The Johns Hopkins Carey Business School has added seven research- and practice-track professors and lecturers to its full-time faculty for the start of the 2015–16 academic year, bringing the school's total number of full-time faculty members to 76.
The seven new faculty members include two tenured professors. With these additions, the Carey Business School, established in 2007, has hired 43 full-time faculty members during the past three years.
Valerie Suslow, who has been appointed as a professor in the research track, will serve as vice dean for faculty and research. Suslow joins Johns Hopkins from the Ross School of Business at the University of Michigan, where she was senior associate dean for MBA programs, professor of business economics and public policy, and the Louis and Myrtle Moskowitz Research Professor of Business and Law. Suslow earned her PhD in economics from Stanford University. Her academic research has focused on the economics of explicit price fixing and cartel operations, specifically the determinants of cartel duration and how organizational features of cartels contribute to their stability. Among the honors she has received are the Victor L. Bernard Faculty Award for Leadership in Teaching from the University of Michigan and the John M. Olin National Fellowship from the Hoover Institution at Stanford University.
The other new members of the school's full-time faculty are, in alphabetical order:
Jacob Cosman, assistant professor in the research track. Cosman earned his PhD from Vancouver School of Economics at the University of British Columbia, and his research focuses on using tools from industrial organization to study the structure and dynamics of cities.
Paul Ferraro, a professor in the research track, who also has been appointed a professor at the Whiting School of Engineering. Previously, Ferraro was a professor of economics at the Andrew Young School of Policy Studies at Georgia State University. His research focuses on environmental policies and the integration of biophysical and economic information in environmental decision making. Ferraro earned a PhD in economics from Cornell University and a master's degree from Duke University. His academic honors include a Provost's Faculty Fellow Award from Georgia State University, a National Academy of Sciences' Cozzarelli Prize, and a Fulbright Scholar award.
Arefaine Ghebre-Yohannes, senior lecturer in the practice track. Ghebre-Yohannes, who earned his PhD in economics from Northwestern University, has worked for the U.S. Department of the Treasury and in international financial institutions and central banking.
Josie Moore, lecturer in the practice track. Moore earned her master's degree in communication studies from West Chester University and is currently in the doctorate program in communication studies at the University of Maryland. She specializes in persuasion and social influence in professional leadership and health communication.

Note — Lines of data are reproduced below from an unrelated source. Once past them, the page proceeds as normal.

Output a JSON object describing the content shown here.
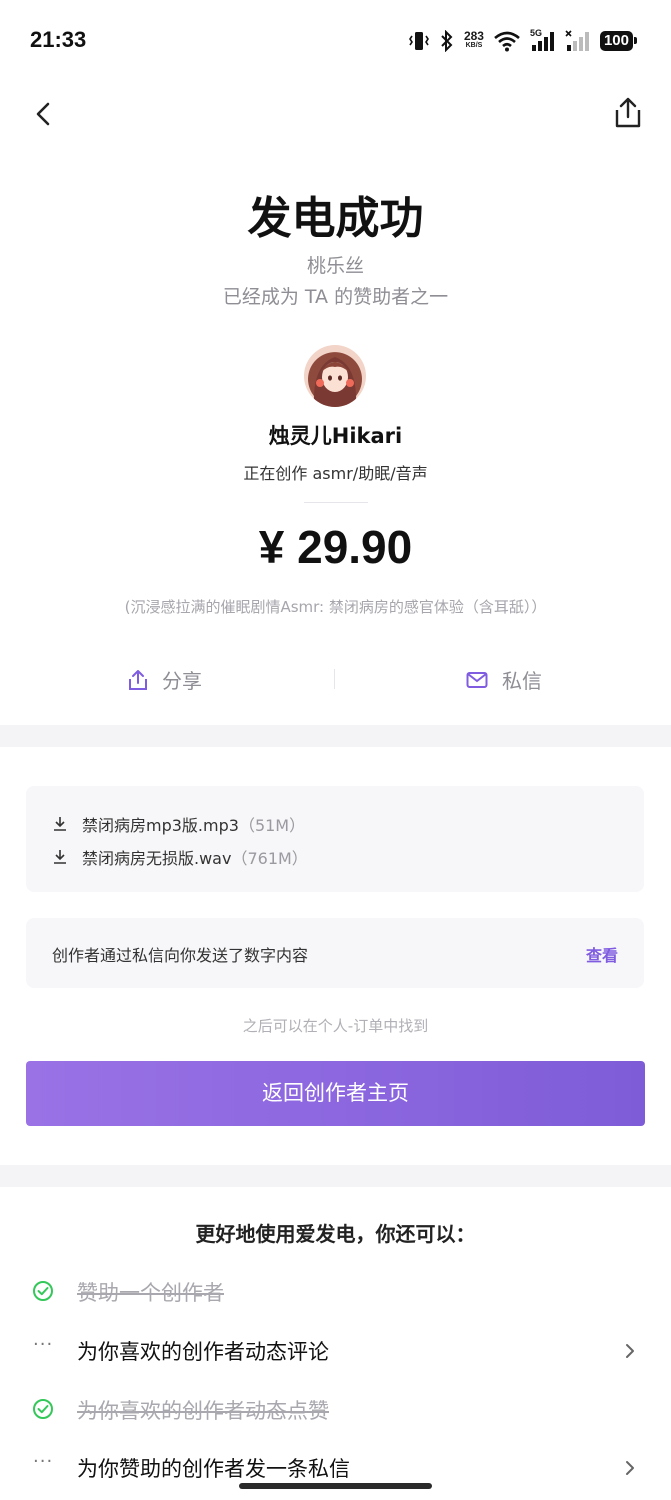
{
  "status_bar": {
    "time": "21:33",
    "net_speed": "283",
    "net_speed_unit": "KB/S",
    "network_label": "5G",
    "battery": "100"
  },
  "header": {
    "back_icon": "chevron-left-icon",
    "share_icon": "share-icon"
  },
  "result": {
    "title": "发电成功",
    "sponsor_name": "桃乐丝",
    "sponsor_subtitle": "已经成为 TA 的赞助者之一"
  },
  "creator": {
    "name": "烛灵儿Hikari",
    "description": "正在创作 asmr/助眠/音声"
  },
  "payment": {
    "amount": "¥ 29.90",
    "product": "(沉浸感拉满的催眠剧情Asmr: 禁闭病房的感官体验（含耳舐））"
  },
  "actions": {
    "share_label": "分享",
    "message_label": "私信"
  },
  "files": [
    {
      "name": "禁闭病房mp3版.mp3",
      "size": "（51M）"
    },
    {
      "name": "禁闭病房无损版.wav",
      "size": "（761M）"
    }
  ],
  "digital_content": {
    "text": "创作者通过私信向你发送了数字内容",
    "view_label": "查看"
  },
  "order_hint": "之后可以在个人-订单中找到",
  "back_button_label": "返回创作者主页",
  "tips": {
    "title": "更好地使用爱发电，你还可以：",
    "items": [
      {
        "label": "赞助一个创作者",
        "done": true
      },
      {
        "label": "为你喜欢的创作者动态评论",
        "done": false
      },
      {
        "label": "为你喜欢的创作者动态点赞",
        "done": true
      },
      {
        "label": "为你赞助的创作者发一条私信",
        "done": false
      }
    ],
    "pending_marker": "···"
  },
  "colors": {
    "accent": "#7f5ce0",
    "check_green": "#34c759",
    "muted_text": "#8e8e94"
  }
}
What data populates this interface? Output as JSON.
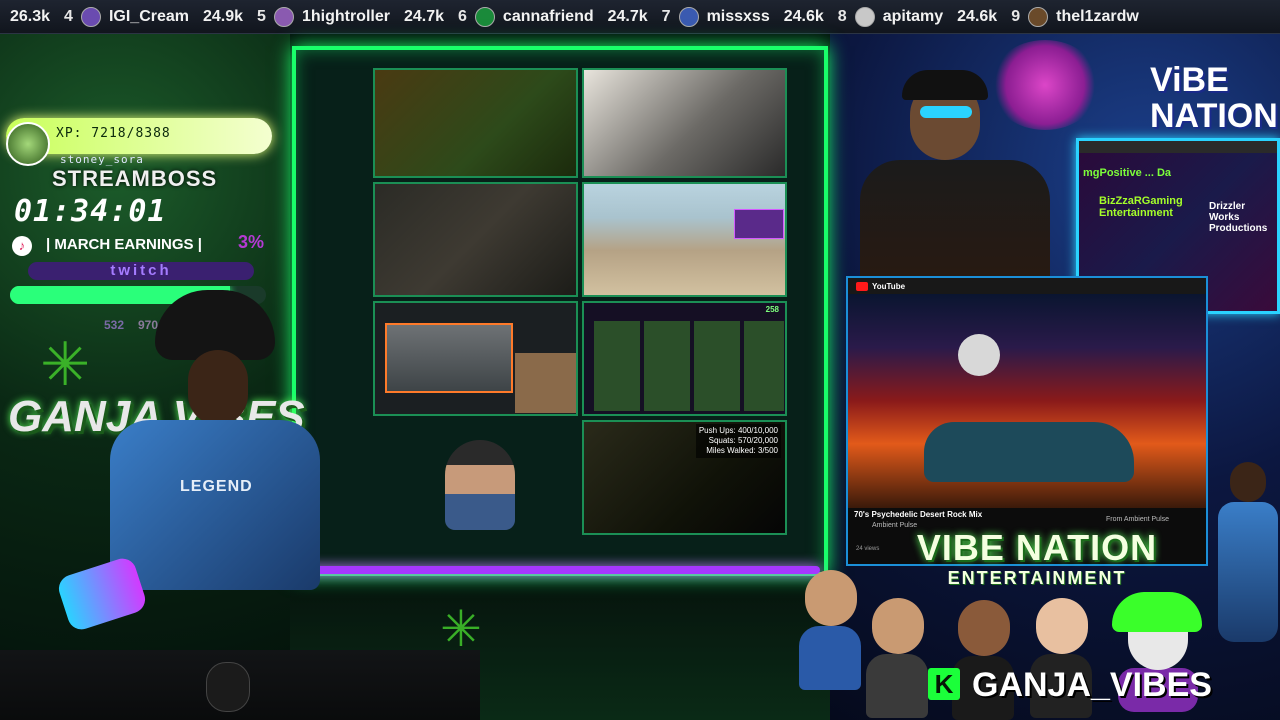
{
  "leaderboard": [
    {
      "rank": "",
      "name": "",
      "score": "26.3k"
    },
    {
      "rank": "4",
      "name": "IGI_Cream",
      "score": "24.9k"
    },
    {
      "rank": "5",
      "name": "1hightroller",
      "score": "24.7k"
    },
    {
      "rank": "6",
      "name": "cannafriend",
      "score": "24.7k"
    },
    {
      "rank": "7",
      "name": "missxss",
      "score": "24.6k"
    },
    {
      "rank": "8",
      "name": "apitamy",
      "score": "24.6k"
    },
    {
      "rank": "9",
      "name": "thel1zardw",
      "score": ""
    }
  ],
  "hud": {
    "xp": "XP: 7218/8388",
    "username": "stoney_sora",
    "role": "STREAMBOSS",
    "timer": "01:34:01",
    "earnings_label": "| MARCH EARNINGS |",
    "earnings_pct": "3%",
    "platform": "twitch",
    "progress_fraction": 0.86,
    "count_a": "532",
    "count_b": "970"
  },
  "left_logo": "GANJA VIBES",
  "streamer_shirt": "LEGEND",
  "tiles": {
    "t8_stats": "Push Ups: 400/10,000\nSquats: 570/20,000\nMiles Walked: 3/500",
    "t6_count": "258"
  },
  "right_art": {
    "vibe_nation_top": "ViBE NATION"
  },
  "popup": {
    "ticker": "mgPositive ... Da",
    "bizz": "BizZzaRGaming Entertainment",
    "drizz": "Drizzler Works Productions"
  },
  "video": {
    "platform": "YouTube",
    "title": "70's Psychedelic Desert Rock Mix",
    "channel": "Ambient Pulse",
    "right_text": "From Ambient Pulse",
    "views": "24 views"
  },
  "vibe_logo": {
    "big": "VIBE NATION",
    "small": "ENTERTAINMENT"
  },
  "kick": {
    "badge": "K",
    "channel": "GANJA_VIBES"
  },
  "colors": {
    "frame": "#19ff6a",
    "frame_bottom": "#a637ff",
    "twitch": "#a57cff",
    "kick": "#1bff3a"
  }
}
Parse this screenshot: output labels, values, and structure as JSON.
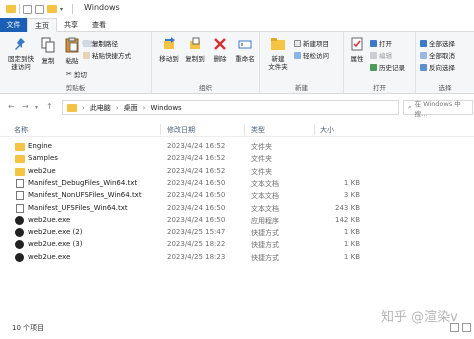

Luis Quintero, assistant professor in the research track in real estate and infrastructure. Quintero earned his PhD in economics from Carnegie Mellon University. His research focuses on structural econometric analysis of real estate and housing policy. He recently has examined housing markets and urbanization patterns in developing economies through spatial econometrics, analysis of satellite images, and machine learning.
Zhaogang Song, assistant professor in the research track. Song, who earned his PhD in economics from Cornell University, has expertise in asset pricing, financial econometrics, financial market structure and design, and financial intermediation.